The first successful synthesis of a N-methylated cyclopeptide, cordyheptapeptide A (8), was accomplished in the present study, with reasonable yield via the coupling reactions utilizing different carbodiimides. The EDC·HCl/TEA coupling method proved to be yield-effective, in comparison to the method utilizing the DIPC/TEA or NMM, providing 9–10% extra yield. The pentafluorophenyl ester was shown to be better than the p-nitrophenyl ester, for the activation of the acid functionality of the linear heptapeptide unit. The NMM was found to be a good base for the intramolecular cyclization of the linear peptide fragment in comparison to the TEA or pyridine.

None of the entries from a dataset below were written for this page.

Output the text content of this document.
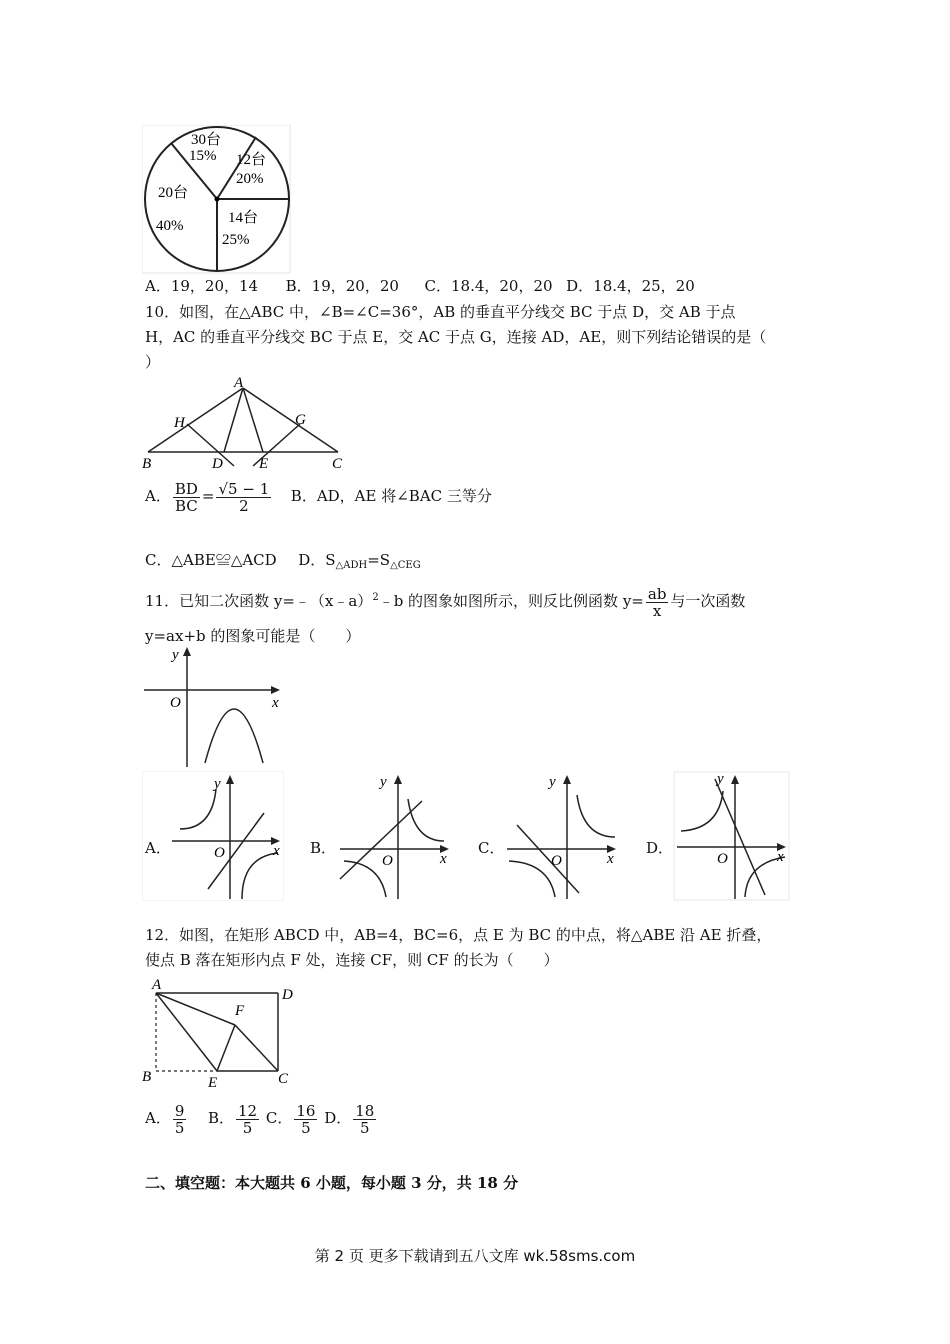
30台
15% 12台
20%
14台
25%
20台
40%
A．19，20，14 B．19，20，20 C．18.4，20，20 D．18.4，25，20
10．如图，在△ABC 中，∠B=∠C=36°，AB 的垂直平分线交 BC 于点 D，交 AB 于点
H，AC 的垂直平分线交 BC 于点 E，交 AC 于点 G，连接 AD，AE，则下列结论错误的是（
）
A
H	G
B	D E	C
A． $\frac{BD}{BC} = \frac{√5 - 1}{2}$ B．AD，AE 将∠BAC 三等分
C．△ABE≌△ACD D．$S_{\triangle ADH}=S_{\triangle CEG}$
11．已知二次函数 y=﹣（x﹣a）$^2$﹣b 的图象如图所示，则反比例函数 $y= \frac{ab}{x}$ 与一次函数
y=ax+b 的图象可能是（　　）
y
x
O
A．
y
x
O	B．
y
x
O
C．
y
x
O
D．
y
x
O
12．如图，在矩形 ABCD 中，AB=4，BC=6，点 E 为 BC 的中点，将△ABE 沿 AE 折叠，
使点 B 落在矩形内点 F 处，连接 CF，则 CF 的长为（　　）
A
D
F
B	E	C
A． $\frac{9}{5}$ B． $\frac{12}{5}$ C． $\frac{16}{5}$ D． $\frac{18}{5}$
二、填空题：本大题共 6 小题，每小题 3 分，共 18 分
第 2 页 更多下载请到五八文库 wk.58sms.com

The synthesized heptacyclopeptide displayed potent antibacterial activity especially against the Gram-negative bacteria, and effectiveness against the pathogenic dermatophtytes and the significant level of cytotoxicity. The Gram-negative bacteria were found to be more sensitive than the Gram-positive bacteria towards the newly synthesized peptide. On passing the toxicity tests, the N-methylated cyclopeptide 8 may prove to be a good candidate for clinical studies and can be a new antibacterial, anti-dermatophyte, and the anticancer drug of the future.